Capítulo XXVII: Interlúdio nominativo (p. 160-164)

Interlocuções: Cruz e Souza, Leonardo Mota, Teodoro Sampaio, J. Perez Montenegro, José de Alencar, Araripe Júnior.

  • Nessa África ocidental, a presença brasileira é atordoante. Muita coisa daqui começou no Brasil e vice-versa (p. 160). Cascudo repete nesse capítulo o que fez de forma mais esparsa na maioria dos anteriores: a procura de termos presentes tanto na África ocidental como no Brasil – em especial no nordeste. A região do nordeste onde nasci e sempre vivi, esteve ligada a Angola como nenhuma outra (p. 160). Assim sendo, em Angola ocorre sempre o encontro de nomes africanos que são familiares à memória auditiva do nordeste brasileiro (p. 162). Os termos banguela, mandinga, Catete e capanga são alguns exemplos presentes no capítulo.

Capítulo XXVIII: Maka ma Ngola (165-179)

Epígrafe: Maka, notícias, informações, assuntos, conversa; ma Ngola, de Angola

  • Esse último capítulo se divide em dez subcapítulos independentes. Vão tratar, como explicita a epígrafe, de informações sobre Angola.

Adendo - O cafuné em Angola – Oscar Ribas (p. 182-183)

Epígrafe: Esta informação preciosa, a primeira notícia sobre o cafuné em sua terra natal, devo-a ao mestre de Angola, Oscar Bento Ribas, em janeiro de 1958. Aproveitei-a parcialmente no Dicionário do Folclore Brasileiro, citando-a no estudo que nesse volume dediquei ao cafuné. Creio ser indispensável sua divulgação integral.

  • Capítulo trata do mesmo tema tratado por Cascudo no capítulo intitulado Cafuné.

Conclusão

Não há livro cascudiano que não sublinhe o saber da experiência. Com efeito, é na oposição constante que o autor constrói entre o saber de biblioteca, para ele a letra morta dos livros, e aquele que resulta da convivência, o contato cotidiano e continuado com o povo, em que Cascudo fundamenta sua autoridade etnográfica.(CLIFFORD, James. A experiência etnográfica. Antropologia e literatura no século XX. José Reginaldo dos Santos (org). Rio de Janeiro: Editora UFRJ, 1998). Cascudo procede de forma que só a pesquisa paciente das concordâncias insólitas entre a oralidade sertaneja e os clássicos da literatura oriental e ocidental pode descobrir o momento em que a cultura brasileira se faz caudatária do imenso rio da cultura universal.(NEVES, Margarida de Souza.

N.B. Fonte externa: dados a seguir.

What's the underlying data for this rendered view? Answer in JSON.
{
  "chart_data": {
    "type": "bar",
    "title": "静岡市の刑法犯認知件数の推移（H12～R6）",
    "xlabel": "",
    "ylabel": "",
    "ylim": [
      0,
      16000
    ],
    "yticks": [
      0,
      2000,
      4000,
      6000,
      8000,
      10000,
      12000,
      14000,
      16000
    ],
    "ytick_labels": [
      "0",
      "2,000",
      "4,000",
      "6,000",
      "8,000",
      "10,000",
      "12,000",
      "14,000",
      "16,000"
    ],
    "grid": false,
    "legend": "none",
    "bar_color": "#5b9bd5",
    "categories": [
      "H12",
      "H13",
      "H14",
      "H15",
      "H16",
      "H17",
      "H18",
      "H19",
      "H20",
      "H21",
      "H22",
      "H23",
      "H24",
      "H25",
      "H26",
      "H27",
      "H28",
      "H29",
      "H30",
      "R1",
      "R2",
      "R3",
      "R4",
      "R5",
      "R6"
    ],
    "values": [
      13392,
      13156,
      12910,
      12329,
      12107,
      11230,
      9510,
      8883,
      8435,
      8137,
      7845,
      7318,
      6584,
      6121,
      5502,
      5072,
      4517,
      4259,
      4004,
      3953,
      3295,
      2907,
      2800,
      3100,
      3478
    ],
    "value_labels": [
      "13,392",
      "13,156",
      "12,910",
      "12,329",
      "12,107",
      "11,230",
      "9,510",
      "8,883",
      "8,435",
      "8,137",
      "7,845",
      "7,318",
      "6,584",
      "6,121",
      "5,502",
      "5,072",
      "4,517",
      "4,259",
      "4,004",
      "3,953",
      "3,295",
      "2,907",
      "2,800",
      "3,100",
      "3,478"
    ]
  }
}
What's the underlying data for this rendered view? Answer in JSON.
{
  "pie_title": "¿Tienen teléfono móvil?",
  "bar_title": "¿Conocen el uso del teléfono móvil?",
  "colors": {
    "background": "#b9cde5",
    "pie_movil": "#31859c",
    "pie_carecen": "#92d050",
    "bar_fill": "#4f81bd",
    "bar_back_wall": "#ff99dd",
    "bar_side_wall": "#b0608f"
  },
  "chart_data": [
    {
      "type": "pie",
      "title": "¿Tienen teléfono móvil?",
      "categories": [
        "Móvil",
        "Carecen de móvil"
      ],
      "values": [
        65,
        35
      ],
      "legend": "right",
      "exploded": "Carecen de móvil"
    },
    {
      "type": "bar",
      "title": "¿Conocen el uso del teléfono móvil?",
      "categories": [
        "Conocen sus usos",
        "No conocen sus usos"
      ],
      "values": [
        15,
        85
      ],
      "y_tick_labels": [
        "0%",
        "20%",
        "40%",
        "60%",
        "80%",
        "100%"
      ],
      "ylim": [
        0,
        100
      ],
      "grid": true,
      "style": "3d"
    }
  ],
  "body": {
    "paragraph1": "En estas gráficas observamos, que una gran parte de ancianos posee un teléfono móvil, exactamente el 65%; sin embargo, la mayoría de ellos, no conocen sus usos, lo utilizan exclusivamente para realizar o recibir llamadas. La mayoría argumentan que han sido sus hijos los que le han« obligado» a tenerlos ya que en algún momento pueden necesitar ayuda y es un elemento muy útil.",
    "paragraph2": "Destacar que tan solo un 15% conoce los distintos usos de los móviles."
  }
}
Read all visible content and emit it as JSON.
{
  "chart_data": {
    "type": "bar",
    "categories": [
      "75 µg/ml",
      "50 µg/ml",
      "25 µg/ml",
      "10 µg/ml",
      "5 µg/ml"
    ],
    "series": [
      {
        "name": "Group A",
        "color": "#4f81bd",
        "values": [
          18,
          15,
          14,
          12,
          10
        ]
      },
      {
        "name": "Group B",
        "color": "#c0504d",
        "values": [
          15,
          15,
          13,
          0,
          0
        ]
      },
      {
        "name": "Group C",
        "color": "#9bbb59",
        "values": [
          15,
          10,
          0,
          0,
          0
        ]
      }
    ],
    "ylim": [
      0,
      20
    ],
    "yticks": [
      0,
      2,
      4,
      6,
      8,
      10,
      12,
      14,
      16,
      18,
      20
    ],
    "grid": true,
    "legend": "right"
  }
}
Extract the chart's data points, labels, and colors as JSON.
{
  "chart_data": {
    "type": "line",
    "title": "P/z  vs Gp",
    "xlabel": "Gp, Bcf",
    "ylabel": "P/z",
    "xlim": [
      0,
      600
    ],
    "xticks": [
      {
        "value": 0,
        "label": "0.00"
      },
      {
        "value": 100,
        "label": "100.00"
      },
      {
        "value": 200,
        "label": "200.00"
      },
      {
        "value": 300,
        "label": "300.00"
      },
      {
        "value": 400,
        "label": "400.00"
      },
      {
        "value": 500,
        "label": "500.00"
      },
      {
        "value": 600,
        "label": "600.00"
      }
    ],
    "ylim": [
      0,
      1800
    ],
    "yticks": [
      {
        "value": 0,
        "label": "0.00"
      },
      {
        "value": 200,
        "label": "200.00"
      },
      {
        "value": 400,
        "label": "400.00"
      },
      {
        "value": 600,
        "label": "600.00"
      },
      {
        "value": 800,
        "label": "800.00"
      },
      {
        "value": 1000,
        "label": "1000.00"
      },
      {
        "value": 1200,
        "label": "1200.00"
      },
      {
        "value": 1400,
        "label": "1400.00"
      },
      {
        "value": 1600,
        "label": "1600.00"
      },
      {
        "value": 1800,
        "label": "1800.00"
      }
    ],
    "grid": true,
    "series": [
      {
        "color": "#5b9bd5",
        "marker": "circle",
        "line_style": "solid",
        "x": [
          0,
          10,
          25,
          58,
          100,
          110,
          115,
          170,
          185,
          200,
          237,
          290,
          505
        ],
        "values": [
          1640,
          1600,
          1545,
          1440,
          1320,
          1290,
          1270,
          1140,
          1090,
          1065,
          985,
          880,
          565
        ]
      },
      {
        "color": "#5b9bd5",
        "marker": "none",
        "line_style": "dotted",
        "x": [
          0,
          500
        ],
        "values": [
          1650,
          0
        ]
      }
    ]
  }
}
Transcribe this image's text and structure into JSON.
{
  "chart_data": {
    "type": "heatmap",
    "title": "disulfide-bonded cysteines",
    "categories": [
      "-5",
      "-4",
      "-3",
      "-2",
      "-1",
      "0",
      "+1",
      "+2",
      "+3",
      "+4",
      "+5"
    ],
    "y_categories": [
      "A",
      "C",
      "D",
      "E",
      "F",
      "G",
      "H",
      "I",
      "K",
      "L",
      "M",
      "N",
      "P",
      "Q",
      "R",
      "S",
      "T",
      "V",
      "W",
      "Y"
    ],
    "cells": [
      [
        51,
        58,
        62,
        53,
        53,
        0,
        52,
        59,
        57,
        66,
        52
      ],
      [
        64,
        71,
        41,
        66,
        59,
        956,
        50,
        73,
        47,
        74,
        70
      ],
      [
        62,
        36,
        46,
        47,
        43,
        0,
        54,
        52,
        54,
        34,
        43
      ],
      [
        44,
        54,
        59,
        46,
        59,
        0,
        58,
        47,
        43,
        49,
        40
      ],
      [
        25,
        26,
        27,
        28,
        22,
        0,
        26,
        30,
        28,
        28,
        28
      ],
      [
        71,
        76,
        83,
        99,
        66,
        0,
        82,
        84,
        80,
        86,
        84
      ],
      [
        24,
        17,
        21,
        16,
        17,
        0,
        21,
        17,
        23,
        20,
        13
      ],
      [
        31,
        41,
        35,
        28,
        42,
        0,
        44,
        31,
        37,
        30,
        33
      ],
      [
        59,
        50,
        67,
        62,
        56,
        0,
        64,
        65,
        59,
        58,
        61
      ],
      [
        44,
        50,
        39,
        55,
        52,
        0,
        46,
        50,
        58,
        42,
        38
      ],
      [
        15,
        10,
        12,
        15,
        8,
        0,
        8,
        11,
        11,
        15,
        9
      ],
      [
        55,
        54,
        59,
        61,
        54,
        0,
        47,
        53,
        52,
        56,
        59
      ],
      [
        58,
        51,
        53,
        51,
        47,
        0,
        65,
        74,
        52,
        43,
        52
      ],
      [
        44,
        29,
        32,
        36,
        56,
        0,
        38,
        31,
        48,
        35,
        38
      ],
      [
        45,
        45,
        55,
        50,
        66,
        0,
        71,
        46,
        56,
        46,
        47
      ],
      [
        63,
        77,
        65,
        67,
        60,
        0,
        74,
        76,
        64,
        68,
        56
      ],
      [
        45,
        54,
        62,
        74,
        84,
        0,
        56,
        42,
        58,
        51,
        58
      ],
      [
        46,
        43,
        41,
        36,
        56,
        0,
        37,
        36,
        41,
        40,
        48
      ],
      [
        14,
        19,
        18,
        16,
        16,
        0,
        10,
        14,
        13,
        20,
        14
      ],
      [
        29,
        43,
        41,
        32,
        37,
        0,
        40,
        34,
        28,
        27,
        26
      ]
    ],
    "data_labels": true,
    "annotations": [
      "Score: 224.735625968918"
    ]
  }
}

O Sertão (En)cantado: cores e sonoridades. Texto apresentado no seminário Decantando a República, organizado pelo Instituto de Estudos Avançados Transdisciplinares da UFMG, pelo Departamento de História da PUC-Rio e pelo Instituto Universitário de Pesquisas do Rio de Janeiro, IUPERJ.) Em Made in África Cascudo viu, observou, documentou e anotou fatos, hábitos, crenças, reminiscências históricas. Trata-se de um livro de descoberta da África negra portuguesa, revelada na sua história, sua pluralidade étnica e cultural, na sua psicologia coletiva própria, na sua religião. Todas essas questões se tornam vivas e tangíveis pela comunicação direta, pelo intermédio de Cascudo que traduziu em palavras o que testemunhou, convertendo em letras a presença latente das raízes negras no subsolo brasileiro, do ponto de vista moral ou orgânico, que se encontram presentes nestes povos divididos pelo Atlântico.